Regina Long of B&G Catering was a great resource for the cakes and baked goods and she baked several cakes for this film. Also Jan Crowder-Barber was the artist behind the lemon-fluff-killer cupcakes. My mom, Peggy Shipe, who co-produced the film, was also the creator of Candee’s Strawberry Fluff Triple Layer Cake. She had to make four different ones throughout filming. I also had so many friends that contributed beautiful baked goods for the bake-off scene. As for crime experts? No. My Associate Producer, Doug Parker, did build a special effects filming box, though. It allowed my co-director Noble Robinette to film parts of the murder scene from the victim’s point of view.
What was your reaction when you heard you made SoHo? Will that help your film be more profitable?
I was completely thrilled!! I have been to the festival twice before as Co-Producer an actor in Octavia Spencer’s film, The Unforgiving Minute and also as an actor in Leigh Ann Jernigan’s film, The Big Prize. However, Candee Noir is my first experience having a film in a major film festival—one that I wrote and produced myself. As for profitability, there’s always hope when your film is accepted into a major film festival. We’ll see. I’d like to see Candee become a feature or Web series.
What’s your favorite film noir? How about favorite cake?

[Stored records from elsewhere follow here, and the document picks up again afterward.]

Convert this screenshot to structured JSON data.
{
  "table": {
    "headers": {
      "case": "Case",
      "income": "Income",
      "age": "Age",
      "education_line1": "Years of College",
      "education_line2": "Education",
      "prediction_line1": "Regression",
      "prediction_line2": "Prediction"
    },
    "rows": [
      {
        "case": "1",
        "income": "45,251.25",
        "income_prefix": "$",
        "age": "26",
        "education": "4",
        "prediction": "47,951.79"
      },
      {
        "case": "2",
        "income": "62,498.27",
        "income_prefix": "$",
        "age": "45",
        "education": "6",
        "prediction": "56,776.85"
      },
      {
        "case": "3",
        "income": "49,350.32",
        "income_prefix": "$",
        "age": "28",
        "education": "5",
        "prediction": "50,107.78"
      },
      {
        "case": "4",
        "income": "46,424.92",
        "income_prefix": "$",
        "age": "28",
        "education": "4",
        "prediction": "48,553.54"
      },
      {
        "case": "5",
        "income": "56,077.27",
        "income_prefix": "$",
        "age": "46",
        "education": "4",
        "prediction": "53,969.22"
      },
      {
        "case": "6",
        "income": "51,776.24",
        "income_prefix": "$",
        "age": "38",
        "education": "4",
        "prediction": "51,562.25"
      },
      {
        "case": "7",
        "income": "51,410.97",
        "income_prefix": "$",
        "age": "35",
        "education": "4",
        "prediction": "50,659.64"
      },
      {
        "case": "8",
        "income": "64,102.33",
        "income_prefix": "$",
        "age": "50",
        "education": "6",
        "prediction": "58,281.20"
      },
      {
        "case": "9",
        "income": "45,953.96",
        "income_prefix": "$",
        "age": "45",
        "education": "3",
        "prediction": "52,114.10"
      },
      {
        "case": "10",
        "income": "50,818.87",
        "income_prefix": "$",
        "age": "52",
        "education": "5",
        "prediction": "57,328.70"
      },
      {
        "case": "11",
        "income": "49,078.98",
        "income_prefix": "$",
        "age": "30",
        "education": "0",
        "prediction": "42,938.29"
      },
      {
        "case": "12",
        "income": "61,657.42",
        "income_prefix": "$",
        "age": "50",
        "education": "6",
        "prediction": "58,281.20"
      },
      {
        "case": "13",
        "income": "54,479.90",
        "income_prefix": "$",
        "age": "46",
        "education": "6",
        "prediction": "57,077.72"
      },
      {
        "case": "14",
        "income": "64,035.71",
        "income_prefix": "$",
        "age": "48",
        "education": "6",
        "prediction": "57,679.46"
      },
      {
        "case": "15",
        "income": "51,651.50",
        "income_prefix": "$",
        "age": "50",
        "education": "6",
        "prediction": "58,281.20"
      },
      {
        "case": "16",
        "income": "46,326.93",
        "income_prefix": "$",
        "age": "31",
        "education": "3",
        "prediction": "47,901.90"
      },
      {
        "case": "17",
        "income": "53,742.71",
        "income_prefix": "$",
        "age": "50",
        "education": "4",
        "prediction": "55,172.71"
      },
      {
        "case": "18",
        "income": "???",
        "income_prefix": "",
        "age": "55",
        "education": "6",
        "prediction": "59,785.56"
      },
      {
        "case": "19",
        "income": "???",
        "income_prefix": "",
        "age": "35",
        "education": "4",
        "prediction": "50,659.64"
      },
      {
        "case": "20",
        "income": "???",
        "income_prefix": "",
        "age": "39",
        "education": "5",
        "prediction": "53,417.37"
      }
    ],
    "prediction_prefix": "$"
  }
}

My favorite modern film noir would be L.A. Confidential and I love Chinatown; as for comedy noir, The Big Lebowski. I love Fargo, too. My favorite cake is my mom’s homemade yellow cake with cooked caramel icing. That strawberry fluff cake is pretty good too!
How’d you get to Knoxville?
I was born in Knoxville and graduated from Gibbs High School and the University of Tennessee, where I was a theater major. That’s how I met Dennis Perkins, who plays The bake-off announcer in Candee. My faculty advisor, Dr. Bob Mashburn, told me he thought I should go to Los Angeles after graduation. Ha! His reasoning was that he thought I could eat healthy and get lots of sunshine there in comparison with N.Y.C. Sounded good to me, so I packed my little car at took off to California as soon as I graduated. I loved it, too. I moved back to Knoxville when my son Elliott turned two; I wanted to be back near my mom and dad. Now I call myself a Tennefornian/Calissean. I came back to Knoxville expecting to just put my acting career on hold. Instead I found this really vibrant film-making community—Knoxville is a great place to film. There’s lots of talent and top-notch crew.
Is it odd to watch yourself be someone else on screen?
Actually I think it is easier to watch myself be Candee than with other roles I’ve played. Candee is so amplified—it really is like I’m watching someone else.
Where did you shoot?
Entirely here in Knoxville, even the tropical yacht scene, which we shot in 7-degree weather. The actors, Matt Jernigan and Carrie Arp, were such troopers. Also, Noble was genius in post-production, turning Fort Loudon into the Caymans.
Did anything funny happen?
When we were filming the murder scene, Stephen Van Dorn, the Los Angeles-based actor who played Steve DuVain, told me he would signal “timeout” if the onslaught of chocolate syrup, sprinkles, etc., got too much. He’s so talented and professional and he knew we only had one shot at the take. He let it go a little too far and by the time he signaled he really was having a hard time breathing. For a few minutes I did think we were gonna have to call 911. I don’t know how that would have looked to the paramedics. It wasn’t funny in that moment but we laugh now.